Investigation of expression level and methylation pattern in promoter of protein gene survivin in peripheral blood mononuclear cells and relationship between that’s plasma concentration and disease activity in behcat’s patients

Abstract

Backgrounds and purpose: Behcet’s disease (BD) is an acute recurrent multisystem vasculitic disorder with unknown etiology. Immune-regulatory and autoimmunity mechanisms, environmental factors and genetic backgrounds are involved in the pathogenesis of BD. Survivin as a multifunctional protein is a member of inhibitor of apoptosis proteins (IAPs) encoded by BIRC5 gene and critical for proliferation, homeostasis and differentiation of effector and memory lymphocytes. The aim of this study is evaluation of BIRC5 mRNA expression, methylation status of promoter of this gene, and relationship between survivin and phosphorylated survivin in peripheral blood mononuclear cells and plasma of patients and disease activity in Behcet’s disease. Methods: In this study, 45 patients diagnosed with BD and 49 healthy controls were recruited. The expression level of survivin was measured by Quantitative Real-time-PCR. Promoter methylation status of BIRC5 gene was evaluated by methylation-specific PCR technique. Survivin plasma levels were measured using Enzyme-linked immunosorbent assays. Also, western blotting analysis was performed to measure phosphorylated-survivin and survivin levels in PBMCs and plasma of Behcet’s patients. P-value < 0.05 was considered as statistically significant. Results: BIRC5 gene expression significantly increased in BD patients compared with healthy controls (p= 0.001).

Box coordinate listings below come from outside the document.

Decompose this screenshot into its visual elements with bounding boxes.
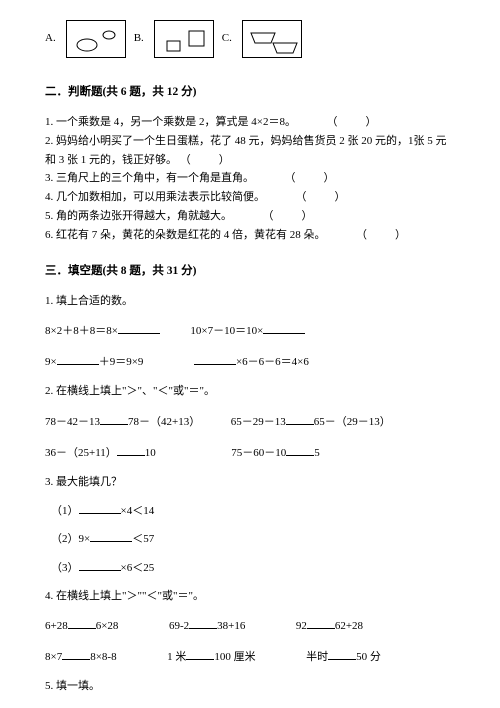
s3-q4-r1c-l: 92 (296, 620, 307, 632)
s2-q1: 1. 一个乘数是 4，另一个乘数是 2，算式是 4×2＝8。 （ ） (45, 113, 455, 132)
s3-q4-title: 4. 在横线上填上"＞""＜"或"＝"。 (45, 588, 455, 606)
s3-q3-i2-suf: ＜57 (132, 533, 154, 545)
blank (100, 413, 128, 425)
s3-q4-r2c-l: 半时 (306, 651, 328, 663)
s2-q1-paren: （ ） (326, 116, 378, 128)
s3-q2-row2: 36－（25+11） 10 75－60－10 5 (45, 444, 455, 463)
s2-q4-text: 4. 几个加数相加，可以用乘法表示比较简便。 (45, 191, 265, 203)
s3-q3-i1: （1） ×4＜14 (51, 502, 455, 521)
blank (189, 617, 217, 629)
s3-q4-row1: 6+28 6×28 69-2 38+16 92 62+28 (45, 617, 455, 636)
s3-q2-r2a-l: 36－（25+11） (45, 447, 117, 459)
s3-q4-row2: 8×7 8×8-8 1 米 100 厘米 半时 50 分 (45, 648, 455, 667)
s3-q1-r1b: 10×7－10＝10× (190, 325, 263, 337)
s2-q5-paren: （ ） (263, 210, 315, 222)
section-2-title: 二．判断题(共 6 题，共 12 分) (45, 83, 455, 101)
s2-q3: 3. 三角尺上的三个角中，有一个角是直角。 （ ） (45, 169, 455, 188)
s3-q4-r1a-r: 6×28 (96, 620, 119, 632)
s3-q3-i2-pre: （2）9× (51, 533, 90, 545)
choice-b-label: B. (134, 30, 144, 48)
s3-q1-row1: 8×2＋8＋8＝8× 10×7－10＝10× (45, 322, 455, 341)
s2-q3-text: 3. 三角尺上的三个角中，有一个角是直角。 (45, 172, 254, 184)
s2-q2-paren: （ ） (180, 154, 232, 166)
multiple-choice-row: A. B. C. (45, 20, 455, 58)
s3-q1-r2a-pre: 9× (45, 356, 57, 368)
s3-q3-i2: （2）9× ＜57 (51, 530, 455, 549)
s2-q5: 5. 角的两条边张开得越大，角就越大。 （ ） (45, 207, 455, 226)
s2-q1-text: 1. 一个乘数是 4，另一个乘数是 2，算式是 4×2＝8。 (45, 116, 296, 128)
s3-q4-r2b-l: 1 米 (167, 651, 186, 663)
s3-q2-r1a-l: 78－42－13 (45, 416, 100, 428)
blank (118, 322, 160, 334)
choice-a-box (66, 20, 126, 58)
s3-q4-r2a-r: 8×8-8 (90, 651, 116, 663)
s3-q3-i1-suf: ×4＜14 (121, 505, 155, 517)
blank (186, 648, 214, 660)
s3-q2-title: 2. 在横线上填上"＞"、"＜"或"＝"。 (45, 383, 455, 401)
blank (263, 322, 305, 334)
s2-q2: 2. 妈妈给小明买了一个生日蛋糕，花了 48 元，妈妈给售货员 2 张 20 元… (45, 132, 455, 169)
choice-a-label: A. (45, 30, 56, 48)
blank (90, 530, 132, 542)
s2-q4: 4. 几个加数相加，可以用乘法表示比较简便。 （ ） (45, 188, 455, 207)
s3-q2-r1b-l: 65－29－13 (231, 416, 286, 428)
choice-c-box (242, 20, 302, 58)
s2-q6-paren: （ ） (356, 229, 408, 241)
blank (286, 413, 314, 425)
s3-q2-r1b-r: 65－（29－13） (314, 416, 391, 428)
blank (328, 648, 356, 660)
blank (117, 444, 145, 456)
s2-q2-text: 2. 妈妈给小明买了一个生日蛋糕，花了 48 元，妈妈给售货员 2 张 20 元… (45, 135, 447, 166)
s2-q4-paren: （ ） (296, 191, 348, 203)
choice-c-label: C. (222, 30, 232, 48)
s3-q3-i1-pre: （1） (51, 505, 79, 517)
s3-q4-r1c-r: 62+28 (335, 620, 363, 632)
s3-q2-r2a-r: 10 (145, 447, 156, 459)
blank (307, 617, 335, 629)
s3-q4-r2a-l: 8×7 (45, 651, 62, 663)
blank (62, 648, 90, 660)
s3-q1-row2: 9× ＋9＝9×9 ×6－6－6＝4×6 (45, 353, 455, 372)
s2-q5-text: 5. 角的两条边张开得越大，角就越大。 (45, 210, 232, 222)
s3-q3-title: 3. 最大能填几？ (45, 474, 455, 492)
s3-q4-r2b-r: 100 厘米 (214, 651, 255, 663)
blank (68, 617, 96, 629)
s3-q2-r1a-r: 78－（42+13） (128, 416, 200, 428)
s3-q1-r2b-suf: ×6－6－6＝4×6 (236, 356, 309, 368)
blank (286, 444, 314, 456)
s3-q4-r1a-l: 6+28 (45, 620, 68, 632)
s3-q5-title: 5. 填一填。 (45, 678, 455, 696)
s2-q3-paren: （ ） (285, 172, 337, 184)
s2-q6-text: 6. 红花有 7 朵，黄花的朵数是红花的 4 倍，黄花有 28 朵。 (45, 229, 326, 241)
blank (79, 559, 121, 571)
s3-q2-r2b-l: 75－60－10 (231, 447, 286, 459)
s3-q2-row1: 78－42－13 78－（42+13） 65－29－13 65－（29－13） (45, 413, 455, 432)
blank (194, 353, 236, 365)
blank (79, 502, 121, 514)
blank (57, 353, 99, 365)
s3-q3-i3-suf: ×6＜25 (121, 562, 155, 574)
s2-q6: 6. 红花有 7 朵，黄花的朵数是红花的 4 倍，黄花有 28 朵。 （ ） (45, 226, 455, 245)
s3-q1-r1a: 8×2＋8＋8＝8× (45, 325, 118, 337)
section-3-title: 三．填空题(共 8 题，共 31 分) (45, 262, 455, 280)
s3-q3-i3: （3） ×6＜25 (51, 559, 455, 578)
s3-q4-r1b-l: 69-2 (169, 620, 189, 632)
s3-q1-title: 1. 填上合适的数。 (45, 293, 455, 311)
s3-q1-r2a-mid: ＋9＝9×9 (99, 356, 144, 368)
s3-q4-r2c-r: 50 分 (356, 651, 381, 663)
s3-q2-r2b-r: 5 (314, 447, 320, 459)
choice-b-box (154, 20, 214, 58)
s3-q3-i3-pre: （3） (51, 562, 79, 574)
s3-q4-r1b-r: 38+16 (217, 620, 245, 632)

There was none significant increase, in BIRC5 gene expression between patients within active and inactive BD (p=0.31). The difference between the disease activity and methylation of BIRC5 gene amongst the patients and healthy controls was none significant (p=0.33). No significant differences were observed between plasma survivin levels in the BD patients compared with control group (p=0.15). Plasma phosphorylated survivin levels in having BD patients were also downregulated compared to healthy individuals which was statistically insignificant (p=0.50). There was no association between survivin level and clinical characteristics including arthritis, skin and CNS involvements. Conclusion: Apoptosis has role in pathogenesis of BD. Survivin expression may not serve as a useful biomarker for diagnosis and/or monitoring disease activity in BD.